AI is hungry for data.

Training and testing the machine-learning tools to perform desired tasks consumes huge lakes of data.  More data often means better AI.

Yet gathering this data, especially data concerning people’s behavior and transactions, can be risky. For example, In January of this year, the US FTC reached a consent order with a company called Everalbum, a developer of photography apps. The FTC accused Everalbum of deception and unfairness in collecting and retaining facial recognition data to be used as AI training databases. The FTC not only forced Everalbum to delete the pictures in the database and to cease using the AI program trained on that database. So the entire investment in AI is rendered useless because the data used to train that AI was suspect.

Examples abound of privacy infringement in collecting AI training data. Venturebeat writes, “The Royal Free London NHS Foundation Trust, a division of the U.K’s National Health Service based in London, provided Alphabet’s DeepMind with data on 1.6 million patients without their consent. Google — whose health data-sharing partnership with Ascension became the subject of scrutiny in November — abandoned plans to publish scans of chest X-rays over concerns that they contained personally identifiable information. This past summer, Microsoft quietly removed a data set (MS Celeb) with more than 10 million images of people after it was revealed that some weren’t aware they had been included.”

So how do you feed the AI beast on datasets about personal outcomes and transactions without jeopardizing the privacy of the data subjects?  Easy.  Make up the data. The AI may need to learn using transactional information, but the training data doesn’t need to be from real transactions. Fake transactions could work just as well. Gartner recently predicted that within a decade most of the data used in training AI will be artificially generated.

You have seen simulated data in action if you have ever used a flight simulator. Algorithms can create data sets that mimic data gathered in the real world. According to the Nvidia blog, “Donald B. Rubin, a Harvard statistics professor, was helping branches of the U.S. government sort out issues such as an undercount especially of poor people in a census when he hit upon an idea. He described it in a 1993 paper often cited as the birth of synthetic data.” But the rise of AI has accelerated the development of synthetic data.

The Nvidia blog also observes that generating synthetic data can be much less expensive than purchasing similar captured data, noting “Because synthetic datasets are automatically labeled and can deliberately include rare but crucial corner cases, it’s sometimes better than real-world data.” Manual labelling of unstructured data is time consuming and expensive. Synthetic data can be pre-labeled in creation, saving significant resources. Edge cases may not appear in any world-measured data set, but can be built into synthetic data sets. Well-designed algorithms for creating synthetic data sets can keep on generating data, and the data sets themselves can be re-used many times for AI training and testing.
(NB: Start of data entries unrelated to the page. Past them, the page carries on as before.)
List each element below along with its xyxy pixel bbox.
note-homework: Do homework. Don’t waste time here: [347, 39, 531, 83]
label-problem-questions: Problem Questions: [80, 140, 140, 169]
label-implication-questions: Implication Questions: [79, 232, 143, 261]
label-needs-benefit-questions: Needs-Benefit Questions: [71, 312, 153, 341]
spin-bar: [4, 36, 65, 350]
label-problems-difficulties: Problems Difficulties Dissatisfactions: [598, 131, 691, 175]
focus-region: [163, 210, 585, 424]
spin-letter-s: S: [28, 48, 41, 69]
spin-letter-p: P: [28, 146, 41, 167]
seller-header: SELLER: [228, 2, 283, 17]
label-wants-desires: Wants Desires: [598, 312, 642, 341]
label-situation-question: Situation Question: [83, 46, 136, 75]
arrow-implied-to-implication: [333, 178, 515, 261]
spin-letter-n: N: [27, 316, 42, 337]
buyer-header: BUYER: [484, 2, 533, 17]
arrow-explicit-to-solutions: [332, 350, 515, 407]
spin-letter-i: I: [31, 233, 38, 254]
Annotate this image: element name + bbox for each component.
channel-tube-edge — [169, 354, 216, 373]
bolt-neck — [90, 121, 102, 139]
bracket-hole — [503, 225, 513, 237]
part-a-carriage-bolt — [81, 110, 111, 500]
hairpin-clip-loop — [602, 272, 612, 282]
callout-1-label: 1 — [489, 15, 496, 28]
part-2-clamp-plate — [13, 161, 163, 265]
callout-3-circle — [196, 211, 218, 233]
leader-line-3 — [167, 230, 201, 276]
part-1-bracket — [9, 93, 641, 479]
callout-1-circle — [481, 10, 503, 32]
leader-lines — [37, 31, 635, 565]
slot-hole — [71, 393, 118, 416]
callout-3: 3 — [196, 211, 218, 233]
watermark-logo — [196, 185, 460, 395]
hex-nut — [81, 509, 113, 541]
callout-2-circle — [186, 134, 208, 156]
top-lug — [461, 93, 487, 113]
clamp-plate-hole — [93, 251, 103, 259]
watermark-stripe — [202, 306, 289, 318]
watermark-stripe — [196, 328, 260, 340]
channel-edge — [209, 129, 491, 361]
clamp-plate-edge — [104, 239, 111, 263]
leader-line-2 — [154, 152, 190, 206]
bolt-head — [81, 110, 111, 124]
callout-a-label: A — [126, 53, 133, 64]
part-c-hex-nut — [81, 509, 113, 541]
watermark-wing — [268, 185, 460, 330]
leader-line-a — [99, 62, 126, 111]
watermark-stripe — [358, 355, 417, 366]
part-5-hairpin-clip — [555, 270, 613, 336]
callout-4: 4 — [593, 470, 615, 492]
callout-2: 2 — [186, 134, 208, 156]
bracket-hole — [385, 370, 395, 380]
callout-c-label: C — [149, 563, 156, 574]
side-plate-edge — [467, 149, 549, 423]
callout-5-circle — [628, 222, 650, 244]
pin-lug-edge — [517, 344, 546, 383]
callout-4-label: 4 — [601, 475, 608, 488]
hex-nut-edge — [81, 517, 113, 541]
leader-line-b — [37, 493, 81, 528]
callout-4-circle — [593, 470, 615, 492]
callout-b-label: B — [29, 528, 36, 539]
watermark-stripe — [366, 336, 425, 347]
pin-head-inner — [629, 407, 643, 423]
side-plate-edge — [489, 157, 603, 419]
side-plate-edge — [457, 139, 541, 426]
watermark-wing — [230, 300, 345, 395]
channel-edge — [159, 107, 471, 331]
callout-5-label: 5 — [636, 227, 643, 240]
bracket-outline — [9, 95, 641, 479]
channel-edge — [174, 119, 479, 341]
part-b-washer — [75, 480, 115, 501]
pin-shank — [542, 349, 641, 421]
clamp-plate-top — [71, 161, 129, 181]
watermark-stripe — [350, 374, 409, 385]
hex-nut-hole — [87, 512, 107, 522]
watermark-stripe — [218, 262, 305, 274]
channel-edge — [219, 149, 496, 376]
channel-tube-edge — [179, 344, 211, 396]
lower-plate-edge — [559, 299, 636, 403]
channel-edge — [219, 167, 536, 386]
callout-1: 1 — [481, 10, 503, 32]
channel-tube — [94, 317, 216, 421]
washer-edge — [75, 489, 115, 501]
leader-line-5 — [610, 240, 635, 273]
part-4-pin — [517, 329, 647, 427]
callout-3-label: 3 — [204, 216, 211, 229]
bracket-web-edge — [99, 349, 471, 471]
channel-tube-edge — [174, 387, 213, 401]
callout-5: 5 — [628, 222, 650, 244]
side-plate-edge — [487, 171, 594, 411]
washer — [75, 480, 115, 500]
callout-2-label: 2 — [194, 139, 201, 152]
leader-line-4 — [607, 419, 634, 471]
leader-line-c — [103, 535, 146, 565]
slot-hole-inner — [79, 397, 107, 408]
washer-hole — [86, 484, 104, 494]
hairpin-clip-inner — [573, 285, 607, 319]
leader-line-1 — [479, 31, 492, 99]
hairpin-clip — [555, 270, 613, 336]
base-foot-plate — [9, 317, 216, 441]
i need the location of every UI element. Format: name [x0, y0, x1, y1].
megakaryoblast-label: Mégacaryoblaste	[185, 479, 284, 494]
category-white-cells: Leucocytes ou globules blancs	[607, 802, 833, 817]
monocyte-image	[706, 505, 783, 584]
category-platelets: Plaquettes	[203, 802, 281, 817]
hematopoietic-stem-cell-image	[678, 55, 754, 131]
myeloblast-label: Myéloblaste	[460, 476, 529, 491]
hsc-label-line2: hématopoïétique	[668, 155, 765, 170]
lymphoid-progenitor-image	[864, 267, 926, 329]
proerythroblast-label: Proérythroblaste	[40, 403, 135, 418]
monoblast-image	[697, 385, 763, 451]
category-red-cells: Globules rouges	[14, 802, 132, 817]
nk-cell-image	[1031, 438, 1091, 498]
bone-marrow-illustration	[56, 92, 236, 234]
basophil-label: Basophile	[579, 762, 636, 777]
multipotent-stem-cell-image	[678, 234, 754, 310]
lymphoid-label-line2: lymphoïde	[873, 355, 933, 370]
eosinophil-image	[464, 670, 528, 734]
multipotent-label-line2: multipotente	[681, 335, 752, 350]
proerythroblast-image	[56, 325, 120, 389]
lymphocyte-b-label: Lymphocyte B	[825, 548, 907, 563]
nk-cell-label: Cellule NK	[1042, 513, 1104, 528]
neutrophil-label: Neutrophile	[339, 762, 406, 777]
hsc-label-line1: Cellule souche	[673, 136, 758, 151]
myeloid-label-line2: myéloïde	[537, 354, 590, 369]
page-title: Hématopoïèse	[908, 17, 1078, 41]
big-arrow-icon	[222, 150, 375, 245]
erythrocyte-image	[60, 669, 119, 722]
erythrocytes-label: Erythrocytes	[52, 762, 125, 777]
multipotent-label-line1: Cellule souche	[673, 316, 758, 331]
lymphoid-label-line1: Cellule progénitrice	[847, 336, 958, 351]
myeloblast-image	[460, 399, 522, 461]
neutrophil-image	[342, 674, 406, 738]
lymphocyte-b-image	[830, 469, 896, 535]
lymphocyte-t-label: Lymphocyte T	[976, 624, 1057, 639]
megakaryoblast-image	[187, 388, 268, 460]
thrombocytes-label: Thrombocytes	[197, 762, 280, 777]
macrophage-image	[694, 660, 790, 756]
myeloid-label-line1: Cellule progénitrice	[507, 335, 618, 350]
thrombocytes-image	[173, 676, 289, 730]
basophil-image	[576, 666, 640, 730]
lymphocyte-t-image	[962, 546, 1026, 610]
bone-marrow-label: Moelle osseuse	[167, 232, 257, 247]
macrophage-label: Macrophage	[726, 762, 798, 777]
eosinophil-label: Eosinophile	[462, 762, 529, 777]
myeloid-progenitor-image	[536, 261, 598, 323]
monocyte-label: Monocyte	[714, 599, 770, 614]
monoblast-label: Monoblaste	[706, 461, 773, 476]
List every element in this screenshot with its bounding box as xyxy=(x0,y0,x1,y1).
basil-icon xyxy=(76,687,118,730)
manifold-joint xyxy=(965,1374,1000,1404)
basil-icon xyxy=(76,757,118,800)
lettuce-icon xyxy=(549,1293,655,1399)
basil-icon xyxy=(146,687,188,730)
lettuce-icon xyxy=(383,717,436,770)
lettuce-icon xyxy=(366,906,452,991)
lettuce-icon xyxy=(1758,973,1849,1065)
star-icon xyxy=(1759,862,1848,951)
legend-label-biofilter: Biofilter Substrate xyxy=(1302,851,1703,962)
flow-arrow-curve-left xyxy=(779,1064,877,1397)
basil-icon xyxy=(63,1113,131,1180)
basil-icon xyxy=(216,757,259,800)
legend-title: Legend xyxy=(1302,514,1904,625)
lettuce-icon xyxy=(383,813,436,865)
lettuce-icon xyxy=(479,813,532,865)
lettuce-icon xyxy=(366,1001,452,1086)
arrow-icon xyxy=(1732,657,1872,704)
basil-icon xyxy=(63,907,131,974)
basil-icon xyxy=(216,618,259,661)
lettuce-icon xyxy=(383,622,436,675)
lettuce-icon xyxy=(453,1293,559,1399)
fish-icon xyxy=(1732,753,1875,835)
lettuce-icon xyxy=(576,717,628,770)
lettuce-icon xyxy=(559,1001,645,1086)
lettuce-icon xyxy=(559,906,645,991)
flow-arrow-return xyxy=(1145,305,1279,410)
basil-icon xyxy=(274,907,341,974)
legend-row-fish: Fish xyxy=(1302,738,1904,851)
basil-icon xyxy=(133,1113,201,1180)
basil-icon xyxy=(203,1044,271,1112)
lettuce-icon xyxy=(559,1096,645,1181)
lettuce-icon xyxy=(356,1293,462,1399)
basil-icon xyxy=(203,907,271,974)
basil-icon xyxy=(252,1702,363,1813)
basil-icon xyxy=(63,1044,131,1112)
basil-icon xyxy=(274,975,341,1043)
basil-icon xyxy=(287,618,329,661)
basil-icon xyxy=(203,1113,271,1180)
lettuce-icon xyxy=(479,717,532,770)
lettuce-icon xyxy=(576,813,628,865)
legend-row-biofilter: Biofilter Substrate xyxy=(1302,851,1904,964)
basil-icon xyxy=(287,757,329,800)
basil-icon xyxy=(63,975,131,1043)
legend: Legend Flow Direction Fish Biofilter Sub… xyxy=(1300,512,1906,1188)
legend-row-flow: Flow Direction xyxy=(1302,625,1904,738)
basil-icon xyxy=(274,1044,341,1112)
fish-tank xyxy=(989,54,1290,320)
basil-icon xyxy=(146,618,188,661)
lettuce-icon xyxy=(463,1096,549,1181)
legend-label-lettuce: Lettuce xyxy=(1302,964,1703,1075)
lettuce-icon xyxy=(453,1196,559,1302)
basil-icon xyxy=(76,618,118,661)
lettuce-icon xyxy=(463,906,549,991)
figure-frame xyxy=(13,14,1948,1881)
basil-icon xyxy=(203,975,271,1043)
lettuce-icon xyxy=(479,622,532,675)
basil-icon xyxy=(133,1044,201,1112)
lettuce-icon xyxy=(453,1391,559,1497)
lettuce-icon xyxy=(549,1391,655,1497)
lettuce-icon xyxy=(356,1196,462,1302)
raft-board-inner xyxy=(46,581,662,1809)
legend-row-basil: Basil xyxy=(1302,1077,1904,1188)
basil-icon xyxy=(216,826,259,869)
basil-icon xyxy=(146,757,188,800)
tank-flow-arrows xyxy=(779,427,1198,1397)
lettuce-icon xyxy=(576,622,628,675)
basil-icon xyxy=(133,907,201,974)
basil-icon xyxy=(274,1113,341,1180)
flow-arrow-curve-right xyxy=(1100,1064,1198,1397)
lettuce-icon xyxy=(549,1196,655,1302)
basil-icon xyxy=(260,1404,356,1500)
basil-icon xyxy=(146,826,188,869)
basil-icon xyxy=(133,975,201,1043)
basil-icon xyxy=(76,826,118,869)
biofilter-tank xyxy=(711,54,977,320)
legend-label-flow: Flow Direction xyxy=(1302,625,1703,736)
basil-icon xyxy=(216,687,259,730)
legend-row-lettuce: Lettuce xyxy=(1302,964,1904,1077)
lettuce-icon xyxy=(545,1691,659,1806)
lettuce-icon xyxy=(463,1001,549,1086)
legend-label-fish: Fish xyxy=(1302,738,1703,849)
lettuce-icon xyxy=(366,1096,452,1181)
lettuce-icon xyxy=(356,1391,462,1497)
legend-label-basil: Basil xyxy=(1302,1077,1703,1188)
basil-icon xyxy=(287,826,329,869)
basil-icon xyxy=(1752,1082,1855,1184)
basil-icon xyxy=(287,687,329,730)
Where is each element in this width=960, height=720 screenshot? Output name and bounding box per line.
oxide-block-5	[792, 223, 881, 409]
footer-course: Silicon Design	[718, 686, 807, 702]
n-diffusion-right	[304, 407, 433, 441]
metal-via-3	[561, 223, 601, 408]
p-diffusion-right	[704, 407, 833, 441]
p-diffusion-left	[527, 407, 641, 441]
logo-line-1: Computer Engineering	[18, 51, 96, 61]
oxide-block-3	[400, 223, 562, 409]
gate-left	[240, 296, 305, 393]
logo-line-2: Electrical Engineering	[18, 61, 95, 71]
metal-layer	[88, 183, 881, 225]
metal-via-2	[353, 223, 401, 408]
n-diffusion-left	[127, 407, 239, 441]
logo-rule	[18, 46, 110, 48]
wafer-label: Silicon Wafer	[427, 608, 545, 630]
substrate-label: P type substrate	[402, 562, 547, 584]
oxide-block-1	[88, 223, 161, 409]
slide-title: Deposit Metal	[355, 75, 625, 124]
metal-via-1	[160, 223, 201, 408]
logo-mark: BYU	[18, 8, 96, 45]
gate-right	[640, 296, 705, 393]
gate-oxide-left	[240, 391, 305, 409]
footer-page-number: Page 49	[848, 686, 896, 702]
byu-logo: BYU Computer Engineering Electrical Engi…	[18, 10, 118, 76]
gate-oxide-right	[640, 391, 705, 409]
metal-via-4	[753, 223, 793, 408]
Given privacy concerns with measured data, healthcare is a field where synthetic data may be exceptionally useful for training machine learning systems. To that end, the U.S. Department of Health and Human Services initiated a synthetic health data challenge in furtherance of the Department’s ambitious effort to create a synthetic health data engine. HHS is interested in developing synthetic data not only for AI training, but to allow researchers to test analysis and systems prior to achieving access to the measured clinical data, thus speeding completion of effective research projects. The challenge includes money prizes to be awarded by the National Coordinator for Health Information Technology. HHS intends ultimately to model the medical history of synthetic patients. “The resulting data are free from cost and privacy and security restrictions and have the potential to support a variety of academia, research, industry, and government initiatives.”

We do not have space here to cover all of the applications for synthetic data, but important functions include initiation of cloud migration – reducing risks of pushing sensitive and regulated data into a cloud platform by moving synthetic data to build out working networks within the cloud. Also, because real-life testing of robots and drones is expensive and slow, synthetic data can allow developers to test robotics in simulations.

As more legal and business accountability is demanded of AI, and as machine learning systems make more decisions that affect us, we should expect to answer questions about data nutrition.  What data was fed into the system to make this AI work? I expect that eventually entities making or using AI will be expected to produce for public inspection the data diet of their products. And unlike people, for whom a natural diet seems to work best, a synthetic diet may be the best thing for an AI.

It’s likely you will be reading more about synthetic data, especially in the context of training and testing databases.  We are seeing the early stages of development, but synthetic data holds the promise of a dominant source of value to companies in the future. AI developers are learning an important truth – you are what you eat.